Zur Strafe muss Vettel in Suzuka drei Plätze weiter hinten starten, die Rennrichter sahen ihn als Unfallverursacher. Das ärgert den Heppenheimer genauso wie die Tatsache, dass seine telefonische Entschuldigung bei Rosberg von seinem Landsmann prompt via Videoblog an die Öffentlichkeit getragen wurde. Immerhin kann sich Vettel nun wieder auf seiner erklärten Lieblingsstrecke Suzuka austoben. «Das ist die Zeit des Jahres, wo man das Auto unter sich wirklich spürt und merkt, was es kann», sagt der Ferrari-Star.

Das Problem ist nur, dass sein Dienstwagen in diesem Jahr nicht das kann, was sich Vettel und die Ferraristi erhofft hatten. Hatte der Deutsche im Vorjahr dank drei Siegen nach 16 Rennen bereits 251 Punkte auf dem Konto und lag in der Fahrerwertung als Zweiter sogar vor Rosberg, ist er diesmal mit 153 Zählern als Fünfter sogar hinter seinen Teamkollegen Kimi Räikkönen gerutscht. Der WM-Titel ist fünf Rennen vor Schluss nicht einmal mehr rechnerisch möglich für Vettel. Im Freitagstraining reichte es wieder nur zu Platz fünf, Räikkönen war als Dritter einmal mehr schneller.

Statt die Mercedes-Dominanz anzugreifen, ist Ferrari von Red Bull als zweite Kraft verdrängt worden. «Den Spieß wollen wir langsam wieder umdrehen», sagt Vettel. Aber wie? Inmitten der ständigen Umbauten und Personalwechsel in Maranello wirkt Ferrari plan- und ideenlos. Dass Technik-Direktor James Allison den Rennstall mitten in der Saison verließ, lässt auch nichts Gutes für die Entwicklung des nächsten Autos für die Saison 2017 erwarten, die für gewöhnlich im Sommer längst fortgeschritten sein sollte.
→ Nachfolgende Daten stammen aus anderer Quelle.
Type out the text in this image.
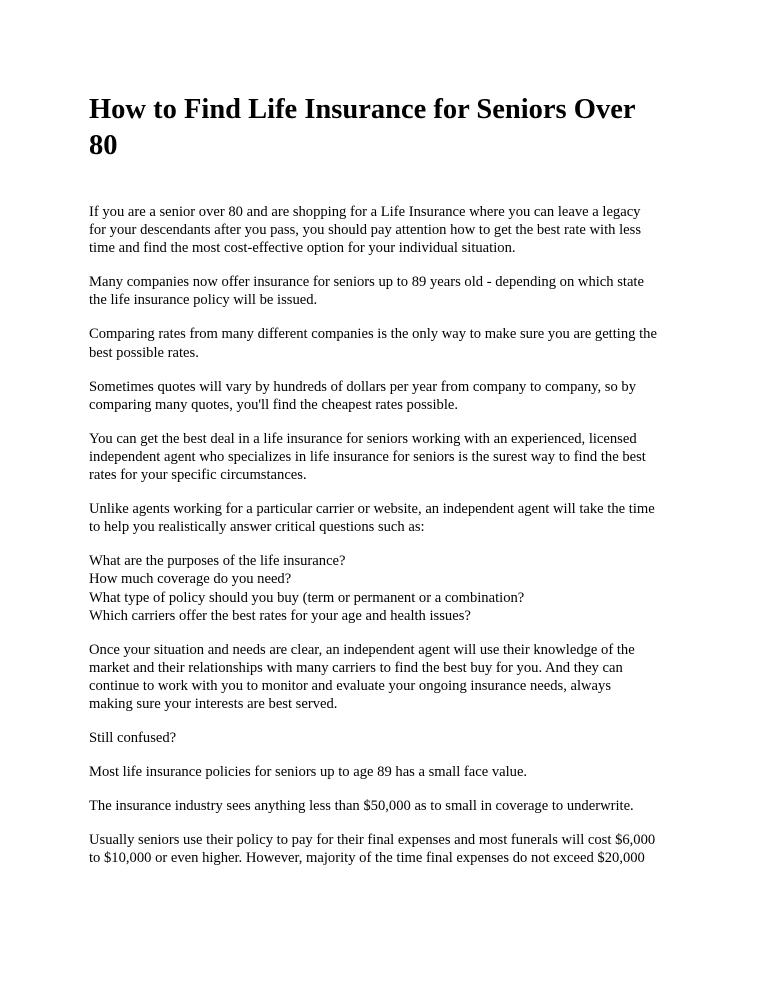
How to Find Life Insurance for Seniors Over
80

If you are a senior over 80 and are shopping for a Life Insurance where you can leave a legacy
for your descendants after you pass, you should pay attention how to get the best rate with less
time and find the most cost-effective option for your individual situation.

Many companies now offer insurance for seniors up to 89 years old - depending on which state
the life insurance policy will be issued.

Comparing rates from many different companies is the only way to make sure you are getting the
best possible rates.

Sometimes quotes will vary by hundreds of dollars per year from company to company, so by
comparing many quotes, you'll find the cheapest rates possible.

You can get the best deal in a life insurance for seniors working with an experienced, licensed
independent agent who specializes in life insurance for seniors is the surest way to find the best
rates for your specific circumstances.

Unlike agents working for a particular carrier or website, an independent agent will take the time
to help you realistically answer critical questions such as:

What are the purposes of the life insurance?
How much coverage do you need?
What type of policy should you buy (term or permanent or a combination?
Which carriers offer the best rates for your age and health issues?

Once your situation and needs are clear, an independent agent will use their knowledge of the
market and their relationships with many carriers to find the best buy for you. And they can
continue to work with you to monitor and evaluate your ongoing insurance needs, always
making sure your interests are best served.

Still confused?

Most life insurance policies for seniors up to age 89 has a small face value.

The insurance industry sees anything less than $50,000 as to small in coverage to underwrite.

Usually seniors use their policy to pay for their final expenses and most funerals will cost $6,000
to $10,000 or even higher. However, majority of the time final expenses do not exceed $20,000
Für Vettel könnte so auch sein drittes und vorerst letztes Vertragsjahr bei der Scuderia zur schweren Prüfung werden, wenn Ferrari die Chance der umfassenden Regelreform 2017 nicht nutzen kann. «Es wird sich zeigen, ob die Früchte im nächsten Jahr schon am Baum hängen», sagt Vettel. Vorfreude klingt irgendwie anders.